In case you were wondering, we didn't get here overnight, and we didn't grow up eating healthy food. Just a few years ago, I was pregnant in Africa and craving all kinds of cheesy, processed junk. It was somehow comforting to me to eat "cheese" crackers ("made with REAL cheese!"--what else have they been making it with? Think about it). It took a LONG time for me to reach for a piece of fruit instead of a bag of chips. For my son, however, the fruit is much more appealing. Praise God.
Speaking of fruit, Judah was upset tonight when I told him we didn't have any more plums. "May I have an apple, then?"
"You ate the last apple right before you took a nap on the couch."
"Then tell me what we do have."
"We don't have any more fruit. We'll have to buy some more."
"No more fruit?
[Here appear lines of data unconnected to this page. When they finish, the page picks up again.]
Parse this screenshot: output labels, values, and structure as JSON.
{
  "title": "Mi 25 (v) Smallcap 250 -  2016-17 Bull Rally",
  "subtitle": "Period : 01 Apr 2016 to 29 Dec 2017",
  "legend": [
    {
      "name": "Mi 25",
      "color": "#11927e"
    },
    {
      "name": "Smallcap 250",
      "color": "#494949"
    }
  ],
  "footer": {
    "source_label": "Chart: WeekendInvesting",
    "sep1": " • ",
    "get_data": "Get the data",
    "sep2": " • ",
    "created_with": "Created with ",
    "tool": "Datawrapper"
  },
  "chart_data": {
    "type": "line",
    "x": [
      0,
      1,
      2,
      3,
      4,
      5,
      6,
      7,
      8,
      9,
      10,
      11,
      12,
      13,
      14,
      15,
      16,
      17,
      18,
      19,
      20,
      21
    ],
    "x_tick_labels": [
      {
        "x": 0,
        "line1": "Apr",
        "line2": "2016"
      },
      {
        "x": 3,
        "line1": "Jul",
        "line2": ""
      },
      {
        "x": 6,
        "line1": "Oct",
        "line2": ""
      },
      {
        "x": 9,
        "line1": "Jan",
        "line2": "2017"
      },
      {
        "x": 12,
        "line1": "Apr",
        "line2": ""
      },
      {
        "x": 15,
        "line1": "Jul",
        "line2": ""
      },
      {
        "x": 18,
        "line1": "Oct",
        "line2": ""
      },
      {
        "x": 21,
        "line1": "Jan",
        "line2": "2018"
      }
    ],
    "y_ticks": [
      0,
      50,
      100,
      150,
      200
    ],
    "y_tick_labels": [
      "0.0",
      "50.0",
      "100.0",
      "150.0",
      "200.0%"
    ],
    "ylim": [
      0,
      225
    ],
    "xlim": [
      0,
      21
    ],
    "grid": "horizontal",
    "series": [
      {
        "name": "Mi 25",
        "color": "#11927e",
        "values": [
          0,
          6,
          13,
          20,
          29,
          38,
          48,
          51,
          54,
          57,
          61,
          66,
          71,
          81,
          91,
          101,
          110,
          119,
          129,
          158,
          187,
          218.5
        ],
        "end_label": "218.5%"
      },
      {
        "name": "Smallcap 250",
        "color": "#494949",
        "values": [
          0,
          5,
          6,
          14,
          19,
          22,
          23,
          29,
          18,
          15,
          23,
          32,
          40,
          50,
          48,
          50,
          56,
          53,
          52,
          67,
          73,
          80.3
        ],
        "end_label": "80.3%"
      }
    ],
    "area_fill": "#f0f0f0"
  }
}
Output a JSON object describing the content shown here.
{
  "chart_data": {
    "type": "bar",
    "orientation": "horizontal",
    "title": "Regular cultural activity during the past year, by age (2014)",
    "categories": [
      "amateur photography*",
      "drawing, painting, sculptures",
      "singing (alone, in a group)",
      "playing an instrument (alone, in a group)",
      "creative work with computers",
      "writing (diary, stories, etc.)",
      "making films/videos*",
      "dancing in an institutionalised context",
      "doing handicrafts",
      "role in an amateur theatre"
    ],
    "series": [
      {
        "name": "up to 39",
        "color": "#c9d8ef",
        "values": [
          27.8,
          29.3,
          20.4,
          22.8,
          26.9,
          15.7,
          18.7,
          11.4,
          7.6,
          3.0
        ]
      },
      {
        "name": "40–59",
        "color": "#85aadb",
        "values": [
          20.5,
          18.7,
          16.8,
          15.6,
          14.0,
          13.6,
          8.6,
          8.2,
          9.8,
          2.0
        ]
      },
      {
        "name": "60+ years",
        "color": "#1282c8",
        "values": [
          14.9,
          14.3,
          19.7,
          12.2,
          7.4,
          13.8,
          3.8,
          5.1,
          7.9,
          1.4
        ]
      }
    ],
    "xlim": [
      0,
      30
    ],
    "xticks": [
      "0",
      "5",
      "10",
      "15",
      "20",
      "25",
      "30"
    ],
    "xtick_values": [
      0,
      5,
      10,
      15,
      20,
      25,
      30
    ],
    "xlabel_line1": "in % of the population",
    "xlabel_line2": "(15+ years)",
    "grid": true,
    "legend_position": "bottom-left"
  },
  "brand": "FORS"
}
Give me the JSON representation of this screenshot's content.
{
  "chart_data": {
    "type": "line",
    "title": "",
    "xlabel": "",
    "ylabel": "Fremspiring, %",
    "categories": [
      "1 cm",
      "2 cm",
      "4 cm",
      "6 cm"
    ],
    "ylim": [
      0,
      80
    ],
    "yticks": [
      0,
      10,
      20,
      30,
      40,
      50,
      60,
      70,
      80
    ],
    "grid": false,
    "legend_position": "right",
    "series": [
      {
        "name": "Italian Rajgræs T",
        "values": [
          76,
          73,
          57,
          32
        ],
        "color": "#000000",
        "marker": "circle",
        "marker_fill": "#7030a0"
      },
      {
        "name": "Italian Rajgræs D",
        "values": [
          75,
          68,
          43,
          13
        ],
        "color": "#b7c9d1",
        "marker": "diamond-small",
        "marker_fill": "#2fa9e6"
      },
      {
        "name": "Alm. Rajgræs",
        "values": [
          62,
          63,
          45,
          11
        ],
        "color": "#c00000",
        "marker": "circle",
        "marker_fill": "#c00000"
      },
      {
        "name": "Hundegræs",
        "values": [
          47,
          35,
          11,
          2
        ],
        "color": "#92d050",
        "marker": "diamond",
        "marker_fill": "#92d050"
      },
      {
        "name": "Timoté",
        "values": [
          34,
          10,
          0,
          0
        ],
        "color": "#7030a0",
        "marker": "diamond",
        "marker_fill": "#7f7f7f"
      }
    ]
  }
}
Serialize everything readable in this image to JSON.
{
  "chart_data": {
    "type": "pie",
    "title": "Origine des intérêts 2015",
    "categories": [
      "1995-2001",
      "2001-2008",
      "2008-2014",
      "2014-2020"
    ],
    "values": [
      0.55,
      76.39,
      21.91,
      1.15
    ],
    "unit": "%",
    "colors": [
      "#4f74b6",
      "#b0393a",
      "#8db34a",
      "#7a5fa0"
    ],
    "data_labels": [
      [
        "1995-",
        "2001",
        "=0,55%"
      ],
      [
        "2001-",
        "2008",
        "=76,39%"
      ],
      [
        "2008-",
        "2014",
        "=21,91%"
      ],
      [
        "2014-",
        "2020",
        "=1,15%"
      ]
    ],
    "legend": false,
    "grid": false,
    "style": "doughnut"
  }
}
Why?"
"Because we ate it all."
I thought he was going to cry. Then he ate almost all of my zuchinni. Little stinker.
Oh, I could write about this all night. It's 10:00, though, and I need to join my husband upstairs and drift off to sleep. I have so much more to say, but I'll save it for another post. I'm re-reading Food Politics by Marion Nestle and I'm hoping to read Eating in the Dark by Kathleen Hart before I have to take both books back to the library. I may post a few quotes from both books and comment on them. Reminds me a little of school. Can you tell I miss researching and writing on a regular basis?
Now that James is back home, I should be on here more often. I hope so.
A quick addendum:
Now that we've discovered roasted okra, we never give it away anymore.